City Paper is not for tourists
Earlier this week, Kim O’Donnel hosted her final “What’s Cooking” chat over at washingtonpost.com, ending what has to be one of the longest-running online discussions anywhere. O’Donnel, a journalist and a graduate of the Institute of Culinary Education in New York, had been hosting her home-cooking chat for more than 10 years, but the popular forum fell victim to the latest round of budget cuts at the paper.
While she’s not bitter about having the plug pulled, O’Donnel is perplexed as to why the Post, at a critical time for journalism when its very survival lies with the Web, would “start packing away unique online assets.” (What’s Cooking is not the only chat to go bye-bye at the Post, and Y&H is searching for an editor at the paper who can answer O’Donnel’s question, among others; I’ll update this item as answers come in.)
Even if O’Donnel doesn’t completely understand the paper’s rationale for cutting back on chats, she’s happy with the legacy of What’s Cooking. “A lot of people learned to cook in this forum,” she says. She politely declines to provide statistics on the number of weekly readers and chatters, though she did get about 100 questions a week.
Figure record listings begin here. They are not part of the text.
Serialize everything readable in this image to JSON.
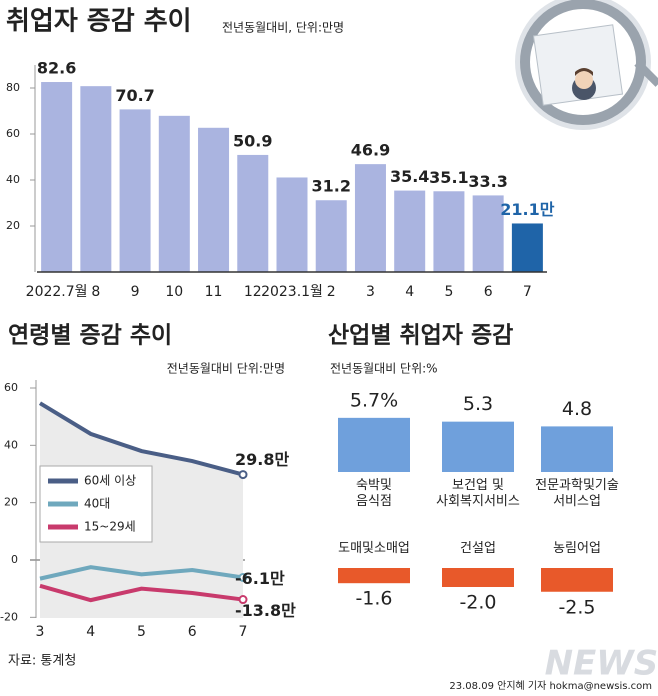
{
  "chart_data": [
    {
      "type": "bar",
      "title": "취업자 증감 추이",
      "subtitle": "전년동월대비, 단위:만명",
      "categories": [
        "2022.7월",
        "8",
        "9",
        "10",
        "11",
        "12",
        "2023.1월",
        "2",
        "3",
        "4",
        "5",
        "6",
        "7"
      ],
      "values": [
        82.6,
        80.8,
        70.7,
        67.9,
        62.7,
        50.9,
        41.1,
        31.2,
        46.9,
        35.4,
        35.1,
        33.3,
        21.1
      ],
      "value_labels": [
        "82.6",
        null,
        "70.7",
        null,
        null,
        "50.9",
        null,
        "31.2",
        "46.9",
        "35.4",
        "35.1",
        "33.3",
        "21.1만"
      ],
      "colors": [
        "#aab4e0",
        "#aab4e0",
        "#aab4e0",
        "#aab4e0",
        "#aab4e0",
        "#aab4e0",
        "#aab4e0",
        "#aab4e0",
        "#aab4e0",
        "#aab4e0",
        "#aab4e0",
        "#aab4e0",
        "#1f64a8"
      ],
      "ylim": [
        0,
        90
      ],
      "yticks": [
        20,
        40,
        60,
        80
      ]
    },
    {
      "type": "line",
      "title": "연령별 증감 추이",
      "subtitle": "전년동월대비 단위:만명",
      "categories": [
        "3",
        "4",
        "5",
        "6",
        "7"
      ],
      "series": [
        {
          "name": "60세 이상",
          "color": "#4a5e86",
          "values": [
            54.7,
            44.0,
            38.0,
            34.5,
            29.8
          ],
          "value_labels": [
            null,
            null,
            null,
            null,
            "29.8만"
          ]
        },
        {
          "name": "40대",
          "color": "#6fa8bd",
          "values": [
            -6.5,
            -2.5,
            -5.0,
            -3.5,
            -6.1
          ],
          "value_labels": [
            null,
            null,
            null,
            null,
            "-6.1만"
          ]
        },
        {
          "name": "15~29세",
          "color": "#c83a6c",
          "values": [
            -9.0,
            -14.0,
            -10.0,
            -11.5,
            -13.8
          ],
          "value_labels": [
            null,
            null,
            null,
            null,
            "-13.8만"
          ]
        }
      ],
      "ylim": [
        -20,
        60
      ],
      "yticks": [
        -20,
        0,
        20,
        40,
        60
      ]
    },
    {
      "type": "bar",
      "title": "산업별 취업자 증감",
      "subtitle": "전년동월대비 단위:%",
      "categories": [
        "숙박및\n음식점",
        "보건업 및\n사회복지서비스",
        "전문과학및기술\n서비스업",
        "도매및소매업",
        "건설업",
        "농림어업"
      ],
      "values": [
        5.7,
        5.3,
        4.8,
        -1.6,
        -2.0,
        -2.5
      ],
      "value_labels": [
        "5.7%",
        "5.3",
        "4.8",
        "-1.6",
        "-2.0",
        "-2.5"
      ],
      "colors": [
        "#6fa0dc",
        "#6fa0dc",
        "#6fa0dc",
        "#e8592a",
        "#e8592a",
        "#e8592a"
      ]
    }
  ],
  "source": "자료: 통계청",
  "credit": "23.08.09 안지혜 기자 hokma@newsis.com",
  "watermark": "NEWSIS"
}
She’s not bragging idly, either, if you judge by the comments from O’Donnel’s last chat on Tuesday. Wrote one cook from London: “No question, just a thanks for all the recipes, suggestion, and advice over the chat’s lifetime! I’m going to miss the chat(even though I will be following along in other formats, it’ll take me a little while to adjust, I’m sure…)”
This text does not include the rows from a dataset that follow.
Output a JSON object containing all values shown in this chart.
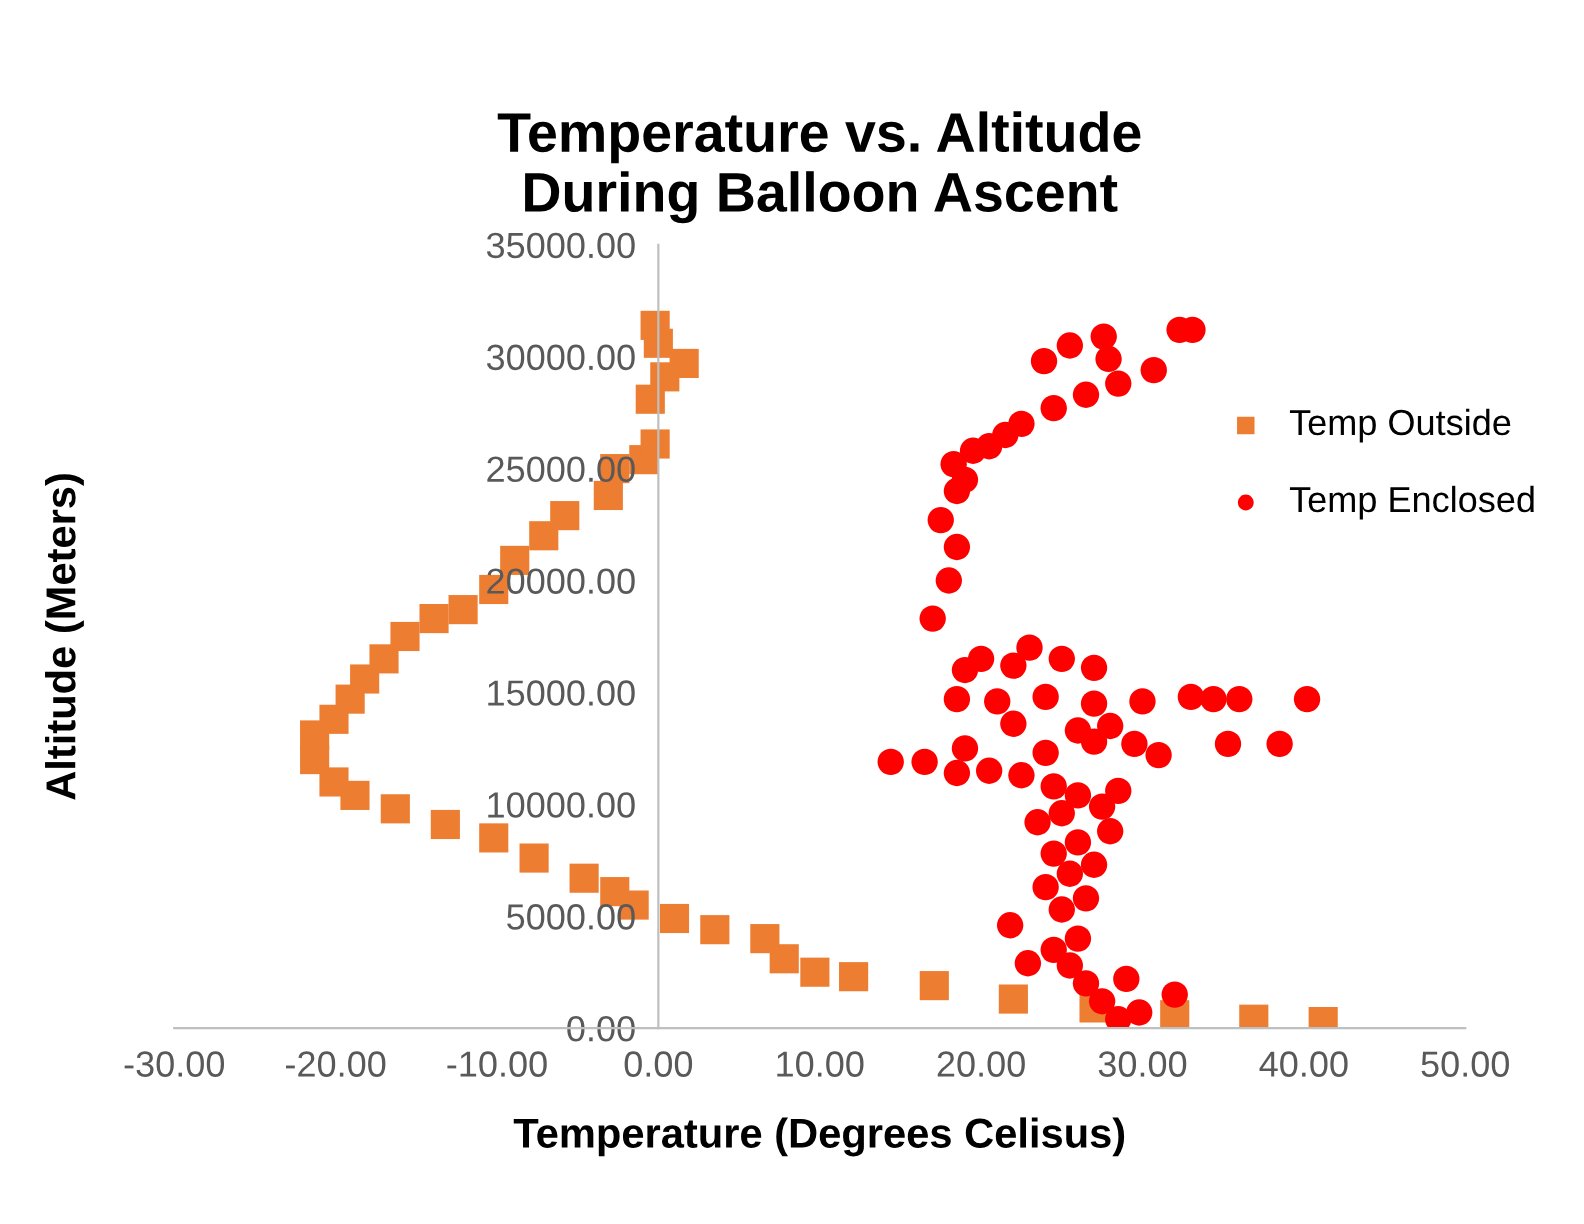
{
  "chart_data": {
    "type": "scatter",
    "title": "Temperature vs. Altitude\nDuring Balloon Ascent",
    "xlabel": "Temperature (Degrees Celisus)",
    "ylabel": "Altitude (Meters)",
    "xlim": [
      -30,
      50
    ],
    "ylim": [
      0,
      35000
    ],
    "xticks": [
      {
        "value": -30,
        "label": "-30.00"
      },
      {
        "value": -20,
        "label": "-20.00"
      },
      {
        "value": -10,
        "label": "-10.00"
      },
      {
        "value": 0,
        "label": "0.00"
      },
      {
        "value": 10,
        "label": "10.00"
      },
      {
        "value": 20,
        "label": "20.00"
      },
      {
        "value": 30,
        "label": "30.00"
      },
      {
        "value": 40,
        "label": "40.00"
      },
      {
        "value": 50,
        "label": "50.00"
      }
    ],
    "yticks": [
      {
        "value": 0,
        "label": "0.00"
      },
      {
        "value": 5000,
        "label": "5000.00"
      },
      {
        "value": 10000,
        "label": "10000.00"
      },
      {
        "value": 15000,
        "label": "15000.00"
      },
      {
        "value": 20000,
        "label": "20000.00"
      },
      {
        "value": 25000,
        "label": "25000.00"
      },
      {
        "value": 30000,
        "label": "30000.00"
      },
      {
        "value": 35000,
        "label": "35000.00"
      }
    ],
    "grid": false,
    "legend": "right",
    "series": [
      {
        "name": "Temp Outside",
        "color": "#ed7d31",
        "marker": "square",
        "x": [
          41.2,
          36.9,
          32.0,
          27.0,
          22.0,
          17.1,
          12.1,
          9.7,
          7.8,
          6.6,
          3.5,
          1.0,
          -1.5,
          -2.7,
          -4.6,
          -7.7,
          -10.2,
          -13.2,
          -16.3,
          -18.8,
          -20.1,
          -21.3,
          -21.3,
          -20.1,
          -19.1,
          -18.2,
          -17.0,
          -15.7,
          -13.9,
          -12.1,
          -10.2,
          -8.9,
          -7.1,
          -5.8,
          -3.1,
          -2.7,
          -0.9,
          -0.2,
          -0.5,
          0.4,
          1.6,
          0.0,
          -0.2
        ],
        "values": [
          300,
          400,
          600,
          900,
          1300,
          1900,
          2300,
          2500,
          3100,
          4000,
          4400,
          4900,
          5500,
          6100,
          6700,
          7600,
          8500,
          9100,
          9800,
          10400,
          11000,
          12000,
          13100,
          13800,
          14700,
          15600,
          16500,
          17500,
          18300,
          18700,
          19600,
          20900,
          22000,
          22900,
          23800,
          25000,
          25400,
          26100,
          28100,
          29100,
          29700,
          30600,
          31400
        ]
      },
      {
        "name": "Temp Enclosed",
        "color": "#ff0000",
        "marker": "circle",
        "x": [
          28.5,
          29.8,
          32.0,
          27.5,
          26.5,
          29.0,
          25.5,
          22.9,
          24.5,
          26.0,
          21.8,
          25.0,
          26.5,
          24.0,
          25.5,
          27.0,
          24.5,
          26.0,
          28.0,
          23.5,
          25.0,
          27.5,
          26.0,
          24.5,
          28.5,
          22.5,
          20.5,
          18.5,
          16.5,
          14.4,
          19.0,
          24.0,
          27.0,
          29.5,
          31.0,
          26.0,
          22.0,
          28.0,
          35.3,
          38.5,
          18.5,
          21.0,
          24.0,
          27.0,
          30.0,
          33.0,
          34.4,
          36.0,
          40.2,
          19.0,
          22.0,
          25.0,
          27.0,
          20.0,
          23.0,
          17.0,
          18.0,
          18.5,
          17.5,
          18.5,
          19.0,
          18.3,
          20.5,
          19.5,
          21.5,
          22.5,
          24.5,
          26.5,
          28.5,
          30.7,
          23.9,
          25.5,
          27.6,
          27.9,
          32.3,
          33.1
        ],
        "values": [
          400,
          700,
          1500,
          1200,
          2000,
          2200,
          2800,
          2900,
          3500,
          4000,
          4600,
          5300,
          5800,
          6300,
          6900,
          7300,
          7800,
          8300,
          8800,
          9200,
          9600,
          9900,
          10400,
          10800,
          10600,
          11300,
          11500,
          11400,
          11900,
          11900,
          12500,
          12300,
          12800,
          12700,
          12200,
          13300,
          13600,
          13500,
          12700,
          12700,
          14700,
          14600,
          14800,
          14500,
          14600,
          14800,
          14700,
          14700,
          14700,
          16000,
          16200,
          16500,
          16100,
          16500,
          17000,
          18300,
          20000,
          21500,
          22700,
          24000,
          24500,
          25200,
          26000,
          25800,
          26500,
          27000,
          27700,
          28300,
          28800,
          29400,
          29800,
          30500,
          30900,
          29900,
          31200,
          31200
        ]
      }
    ]
  }
}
And this comment from someone within the walls of the Post: “Hey Kimmy, I know you’re not here to take comments from your colleagues, but I want to thank you for opening up a whole new world of cooking for me. My kitchen — and diet — was forever changed from the moment we collaborated on the first What’s Cooking video back in 2001. I’m in awe of what you’ve accomplished over the last 10 years and look forward to the next decade of KOD. — Liz.”
O’Donnel’s culinary knowledge and gentle touch with readers will not be completely absent from the Post‘s site. She will continue writing her A Mighty Appetite blog, but she doesn’t think it serves the same role as the weekly chat. “The chat has much more of a personal feel [to readers], like their needs are getting met,” she says.
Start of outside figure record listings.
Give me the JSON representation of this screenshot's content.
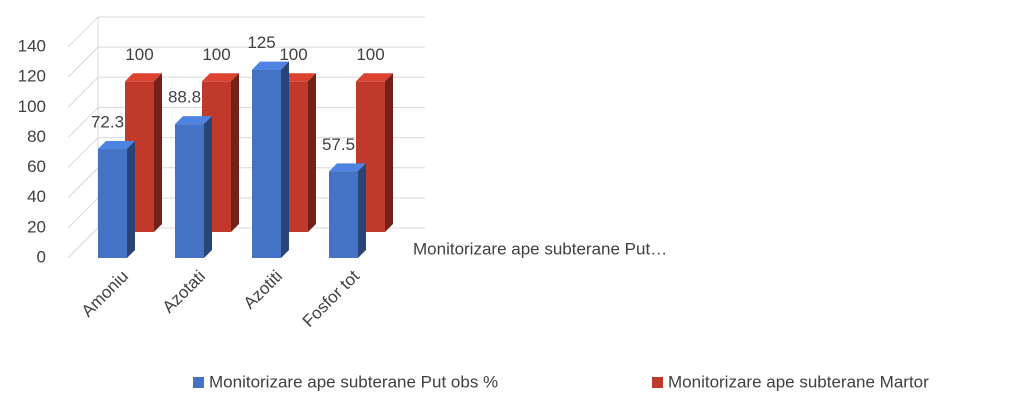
{
  "chart_data": {
    "type": "bar3d",
    "categories": [
      "Amoniu",
      "Azotati",
      "Azotiti",
      "Fosfor tot"
    ],
    "series": [
      {
        "name": "Monitorizare ape subterane Put obs %",
        "color": "#4472c4",
        "values": [
          72.3,
          88.8,
          125,
          57.5
        ]
      },
      {
        "name": "Monitorizare ape subterane Martor",
        "color": "#c0392b",
        "values": [
          100,
          100,
          100,
          100
        ]
      }
    ],
    "depth_axis_label": "Monitorizare ape subterane Put…",
    "ylim": [
      0,
      140
    ],
    "yticks": [
      0,
      20,
      40,
      60,
      80,
      100,
      120,
      140
    ],
    "grid": true
  }
}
Which is one reason why O’Donnel is looking for a new host for the chat. She’s currently considering a few sites and hopes to resume chatting on one of them by early April. In the meantime, she’s created a Facebook page, What’s Cooking in Limbo, where she will take questions and keep her fans informed of her new whereabouts.
“I guess I could have done it for free [for the Post], but I’m a freelancer,” says O’Donnel, who is based in Seattle. “Time is money when you’re a freelancer.”